Elena Kagan may have thought (in 1997) that the Bork confirmation hearings were “the best thing that happened, ever happened, to constitutional democracy,” and welcomed the defeat of his confirmation. The Justice she would replace, Justice John Paul Stevens, appears to have had a different view. As legal journalist Seth Stern notes, after Bork was nominated, Justice Stevens said he was “very well-qualified” and predicted that Bork would be “a very welcome addition to the court.” Stern, who is co-authoring a book on Justice William Brennan, reports further:
as the criticism intensified, one of Stevens’ fellow justices, William J. Brennan Jr., privately began to harbor his own deep misgivings about the way Bork was being treated.Brennan, then 81, had emerged as the court’s most influential liberal in the 31 years since President Eisenhower appointed him in 1956. He knew better than anyone how much was at stake. Bork would almost certainly have reinforced the bloc of conservative justices intent on rolling back the rights revolution Brennan helped engineer under Chief Justice Earl Warren.

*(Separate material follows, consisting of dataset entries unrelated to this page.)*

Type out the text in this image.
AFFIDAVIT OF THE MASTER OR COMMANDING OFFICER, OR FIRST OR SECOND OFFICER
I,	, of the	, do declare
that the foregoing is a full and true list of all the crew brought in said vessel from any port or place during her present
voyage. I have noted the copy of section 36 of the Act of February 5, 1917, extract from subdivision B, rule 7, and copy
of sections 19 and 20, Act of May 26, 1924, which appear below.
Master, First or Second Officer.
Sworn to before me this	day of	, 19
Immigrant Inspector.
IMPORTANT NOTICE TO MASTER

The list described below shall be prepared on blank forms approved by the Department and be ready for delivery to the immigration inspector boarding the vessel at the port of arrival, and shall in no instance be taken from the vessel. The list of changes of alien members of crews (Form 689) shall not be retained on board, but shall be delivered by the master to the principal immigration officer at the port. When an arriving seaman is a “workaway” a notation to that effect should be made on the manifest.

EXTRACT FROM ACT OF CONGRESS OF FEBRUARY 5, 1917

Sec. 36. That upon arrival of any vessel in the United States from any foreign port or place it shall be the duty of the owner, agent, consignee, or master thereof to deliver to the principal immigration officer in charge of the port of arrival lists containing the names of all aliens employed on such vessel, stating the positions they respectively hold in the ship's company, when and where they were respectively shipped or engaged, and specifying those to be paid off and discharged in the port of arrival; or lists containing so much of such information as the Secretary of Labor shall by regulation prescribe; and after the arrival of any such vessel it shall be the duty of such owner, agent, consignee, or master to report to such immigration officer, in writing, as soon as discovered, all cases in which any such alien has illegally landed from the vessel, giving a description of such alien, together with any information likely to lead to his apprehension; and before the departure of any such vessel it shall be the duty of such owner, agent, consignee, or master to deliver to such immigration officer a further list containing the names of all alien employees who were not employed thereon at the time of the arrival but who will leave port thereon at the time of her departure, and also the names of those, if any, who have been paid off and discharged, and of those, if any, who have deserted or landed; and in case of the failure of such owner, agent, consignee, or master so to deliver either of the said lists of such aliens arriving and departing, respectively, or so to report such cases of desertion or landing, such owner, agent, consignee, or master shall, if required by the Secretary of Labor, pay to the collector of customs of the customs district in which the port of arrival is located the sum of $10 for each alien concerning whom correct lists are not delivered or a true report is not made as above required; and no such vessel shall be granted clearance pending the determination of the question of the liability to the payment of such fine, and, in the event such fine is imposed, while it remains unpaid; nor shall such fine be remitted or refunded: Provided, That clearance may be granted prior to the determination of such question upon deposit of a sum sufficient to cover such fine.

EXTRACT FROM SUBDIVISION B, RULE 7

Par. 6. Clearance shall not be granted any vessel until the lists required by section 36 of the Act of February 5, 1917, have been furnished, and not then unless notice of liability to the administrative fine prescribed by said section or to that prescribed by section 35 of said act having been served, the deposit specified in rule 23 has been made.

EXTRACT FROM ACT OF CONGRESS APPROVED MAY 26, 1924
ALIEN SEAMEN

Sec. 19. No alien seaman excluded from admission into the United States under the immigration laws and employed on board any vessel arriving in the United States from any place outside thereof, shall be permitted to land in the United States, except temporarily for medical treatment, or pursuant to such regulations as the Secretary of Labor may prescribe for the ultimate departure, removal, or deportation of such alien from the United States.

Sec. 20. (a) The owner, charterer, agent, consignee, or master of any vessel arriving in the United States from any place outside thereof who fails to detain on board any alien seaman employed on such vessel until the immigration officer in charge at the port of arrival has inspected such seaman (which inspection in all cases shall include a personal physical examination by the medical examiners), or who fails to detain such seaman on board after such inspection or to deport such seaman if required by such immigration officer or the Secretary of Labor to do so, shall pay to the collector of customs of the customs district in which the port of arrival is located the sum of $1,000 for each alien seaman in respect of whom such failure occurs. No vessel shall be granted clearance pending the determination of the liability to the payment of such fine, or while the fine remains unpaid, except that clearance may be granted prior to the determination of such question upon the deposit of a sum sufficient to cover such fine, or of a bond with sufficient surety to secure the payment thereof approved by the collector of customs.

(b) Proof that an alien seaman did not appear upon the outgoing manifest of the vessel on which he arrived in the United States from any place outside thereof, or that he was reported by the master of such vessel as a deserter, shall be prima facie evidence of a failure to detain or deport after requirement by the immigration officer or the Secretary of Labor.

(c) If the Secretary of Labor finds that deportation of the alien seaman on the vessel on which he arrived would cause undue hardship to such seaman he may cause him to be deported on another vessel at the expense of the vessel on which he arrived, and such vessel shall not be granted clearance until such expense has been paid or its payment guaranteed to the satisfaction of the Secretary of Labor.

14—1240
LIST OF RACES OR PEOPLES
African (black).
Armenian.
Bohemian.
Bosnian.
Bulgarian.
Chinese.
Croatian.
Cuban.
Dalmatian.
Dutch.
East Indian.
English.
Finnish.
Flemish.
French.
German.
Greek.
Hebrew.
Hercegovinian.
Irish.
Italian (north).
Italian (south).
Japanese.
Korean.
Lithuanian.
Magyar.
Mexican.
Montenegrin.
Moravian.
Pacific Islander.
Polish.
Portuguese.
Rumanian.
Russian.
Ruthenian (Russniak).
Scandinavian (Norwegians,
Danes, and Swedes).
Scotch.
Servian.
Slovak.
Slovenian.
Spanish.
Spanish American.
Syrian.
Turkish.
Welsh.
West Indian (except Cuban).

Nevertheless, Brennan came to believe “all the hype, the advertisements, and the television shots” against Bork had gone too far and questioned whether senators “should be parties to something like that.”

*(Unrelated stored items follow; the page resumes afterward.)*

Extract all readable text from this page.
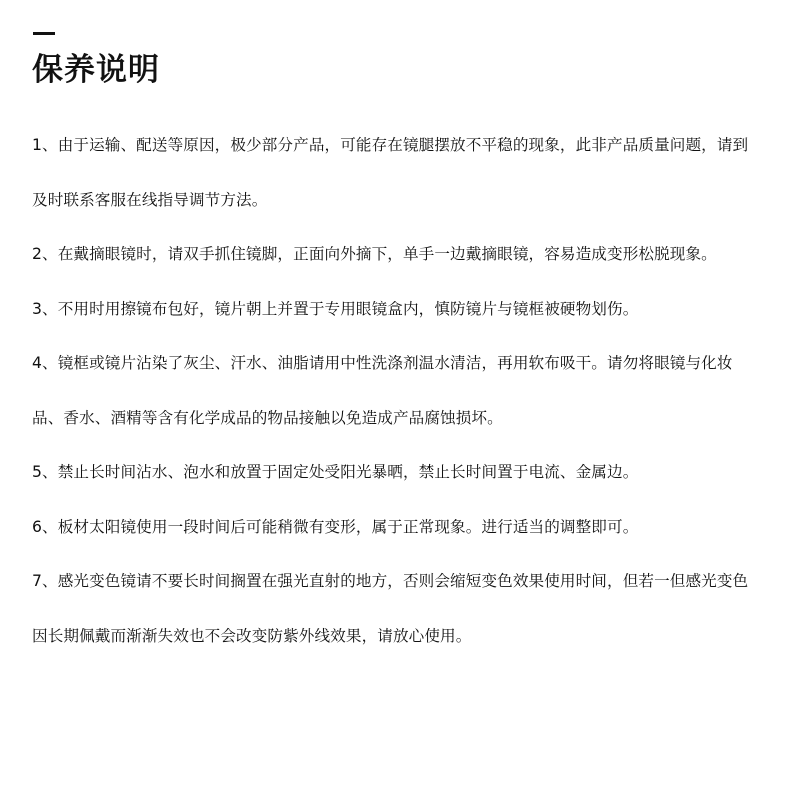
保养说明
1、由于运输、配送等原因，极少部分产品，可能存在镜腿摆放不平稳的现象，此非产品质量问题，请到及时联系客服在线指导调节方法。
2、在戴摘眼镜时，请双手抓住镜脚，正面向外摘下，单手一边戴摘眼镜，容易造成变形松脱现象。
3、不用时用擦镜布包好，镜片朝上并置于专用眼镜盒内，慎防镜片与镜框被硬物划伤。
4、镜框或镜片沾染了灰尘、汗水、油脂请用中性洗涤剂温水清洁，再用软布吸干。请勿将眼镜与化妆品、香水、酒精等含有化学成品的物品接触以免造成产品腐蚀损坏。
5、禁止长时间沾水、泡水和放置于固定处受阳光暴晒，禁止长时间置于电流、金属边。
6、板材太阳镜使用一段时间后可能稍微有变形，属于正常现象。进行适当的调整即可。
7、感光变色镜请不要长时间搁置在强光直射的地方，否则会缩短变色效果使用时间，但若一但感光变色因长期佩戴而渐渐失效也不会改变防紫外线效果，请放心使用。
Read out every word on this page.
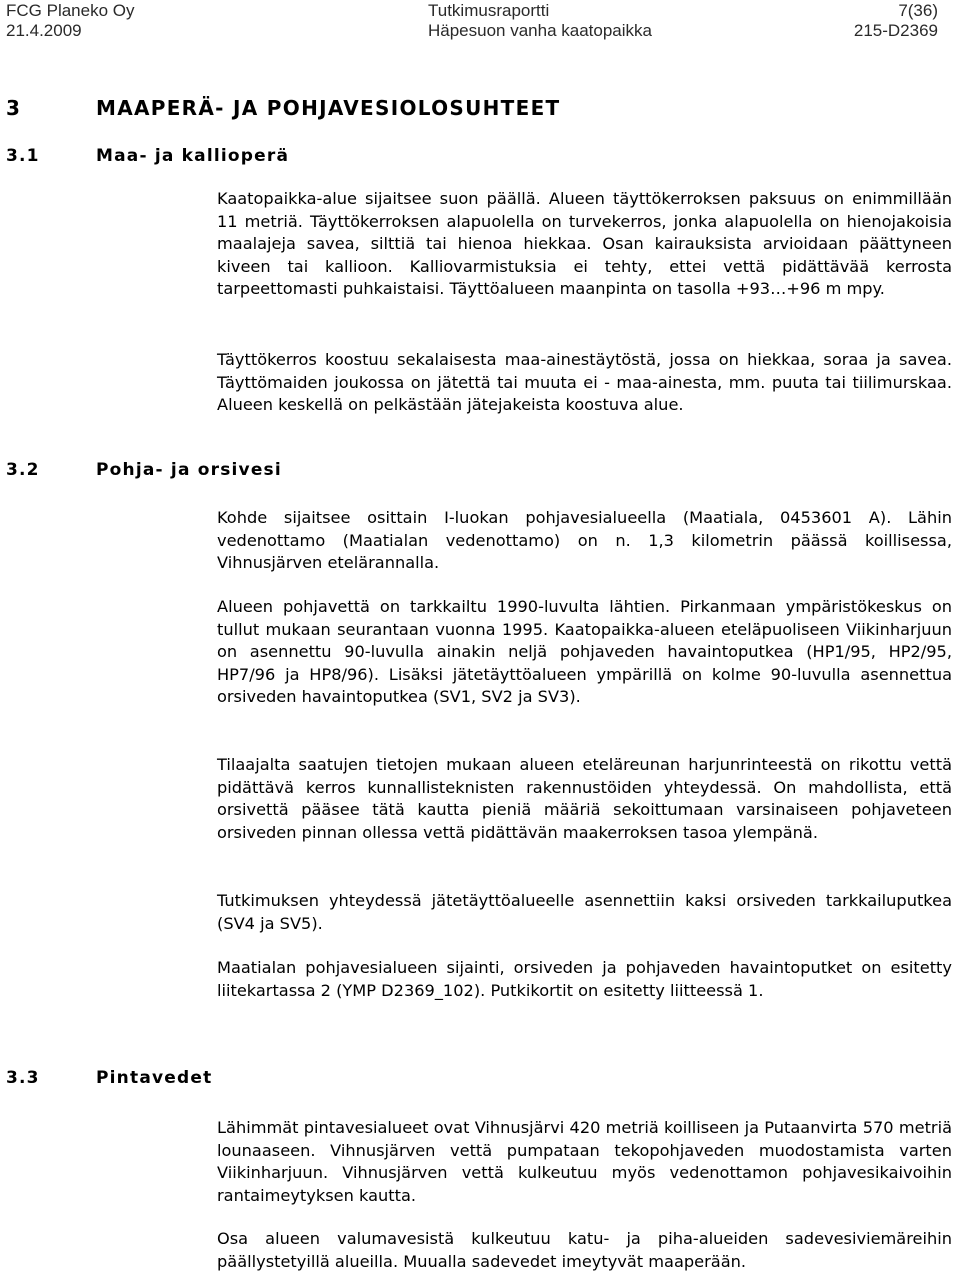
FCG Planeko Oy
21.4.2009
Tutkimusraportti
Häpesuon vanha kaatopaikka
7(36)
215-D2369
3	MAAPERÄ- JA POHJAVESIOLOSUHTEET
3.1	Maa- ja kallioperä

Kaatopaikka-alue sijaitsee suon päällä. Alueen täyttökerroksen paksuus on enimmillään 11 metriä. Täyttökerroksen alapuolella on turvekerros, jonka alapuolella on hienojakoisia maalajeja savea, silttiä tai hienoa hiekkaa. Osan kairauksista arvioidaan päättyneen kiveen tai kallioon. Kalliovarmistuksia ei tehty, ettei vettä pidättävää kerrosta tarpeettomasti puhkaistaisi. Täyttöalueen maanpinta on tasolla +93…+96 m mpy.

Täyttökerros koostuu sekalaisesta maa-ainestäytöstä, jossa on hiekkaa, soraa ja savea. Täyttömaiden joukossa on jätettä tai muuta ei - maa-ainesta, mm. puuta tai tiilimurskaa. Alueen keskellä on pelkästään jätejakeista koostuva alue.

3.2	Pohja- ja orsivesi

Kohde sijaitsee osittain I-luokan pohjavesialueella (Maatiala, 0453601 A). Lähin vedenottamo (Maatialan vedenottamo) on n. 1,3 kilometrin päässä koillisessa, Vihnusjärven etelärannalla.

Alueen pohjavettä on tarkkailtu 1990-luvulta lähtien. Pirkanmaan ympäristökeskus on tullut mukaan seurantaan vuonna 1995. Kaatopaikka-alueen eteläpuoliseen Viikinharjuun on asennettu 90-luvulla ainakin neljä pohjaveden havaintoputkea (HP1/95, HP2/95, HP7/96 ja HP8/96). Lisäksi jätetäyttöalueen ympärillä on kolme 90-luvulla asennettua orsiveden havaintoputkea (SV1, SV2 ja SV3).

Tilaajalta saatujen tietojen mukaan alueen eteläreunan harjunrinteestä on rikottu vettä pidättävä kerros kunnallisteknisten rakennustöiden yhteydessä. On mahdollista, että orsivettä pääsee tätä kautta pieniä määriä sekoittumaan varsinaiseen pohjaveteen orsiveden pinnan ollessa vettä pidättävän maakerroksen tasoa ylempänä.

Tutkimuksen yhteydessä jätetäyttöalueelle asennettiin kaksi orsiveden tarkkailuputkea (SV4 ja SV5).

Maatialan pohjavesialueen sijainti, orsiveden ja pohjaveden havaintoputket on esitetty liitekartassa 2 (YMP D2369_102). Putkikortit on esitetty liitteessä 1.

3.3	Pintavedet

Lähimmät pintavesialueet ovat Vihnusjärvi 420 metriä koilliseen ja Putaanvirta 570 metriä lounaaseen. Vihnusjärven vettä pumpataan tekopohjaveden muodostamista varten Viikinharjuun. Vihnusjärven vettä kulkeutuu myös vedenottamon pohjavesikaivoihin rantaimeytyksen kautta.

Osa alueen valumavesistä kulkeutuu katu- ja piha-alueiden sadevesiviemäreihin päällystetyillä alueilla. Muualla sadevedet imeytyvät maaperään.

“I think they rather demean the process and give it the appearance of an ordinary ward fight in Chicago,” Brennan confided to his biographer, Stephen Wermiel, in a private conversation in his chambers on October 28, 1987, the details of which has not been revealed until now. Five days earlier, the Senate had rejected Bork by a 58 to 42 margin.
Like Stevens, Brennan thought all the dire warnings about Bork had been overblown. “I’d have been not at all unhappy to have him as a colleague,” Brennan said at the time. “I’d just have one more with whom I’d probably not always agree.”

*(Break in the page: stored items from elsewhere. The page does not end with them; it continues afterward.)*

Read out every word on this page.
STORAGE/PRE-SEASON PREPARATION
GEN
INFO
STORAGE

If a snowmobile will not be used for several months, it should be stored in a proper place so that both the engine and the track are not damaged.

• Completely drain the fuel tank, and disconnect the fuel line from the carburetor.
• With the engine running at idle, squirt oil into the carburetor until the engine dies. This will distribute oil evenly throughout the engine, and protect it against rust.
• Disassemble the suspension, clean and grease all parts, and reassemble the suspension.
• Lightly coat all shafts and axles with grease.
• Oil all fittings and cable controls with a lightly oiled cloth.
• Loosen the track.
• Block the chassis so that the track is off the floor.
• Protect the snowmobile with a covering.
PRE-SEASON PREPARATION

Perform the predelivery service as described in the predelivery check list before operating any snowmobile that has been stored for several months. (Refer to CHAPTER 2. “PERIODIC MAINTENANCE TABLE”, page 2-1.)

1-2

Brennan admitted none of this publicly and thought Stevens had made a mistake by doing so: “God, the last thing in the world any of us should do is be willing to comment on any appointment, if someone’s going to be a new colleague.”
Back in the present, Robert Bork has adopted a different view, announcing this week that he opposes Kagan’s confirmation to the Court.
UPDATE: The opening line of this post has been edited to clarify that Kagan’s 1997 quote only referred to the Bork confirmation hearings as the “best thing” to happen to constitutional democracy.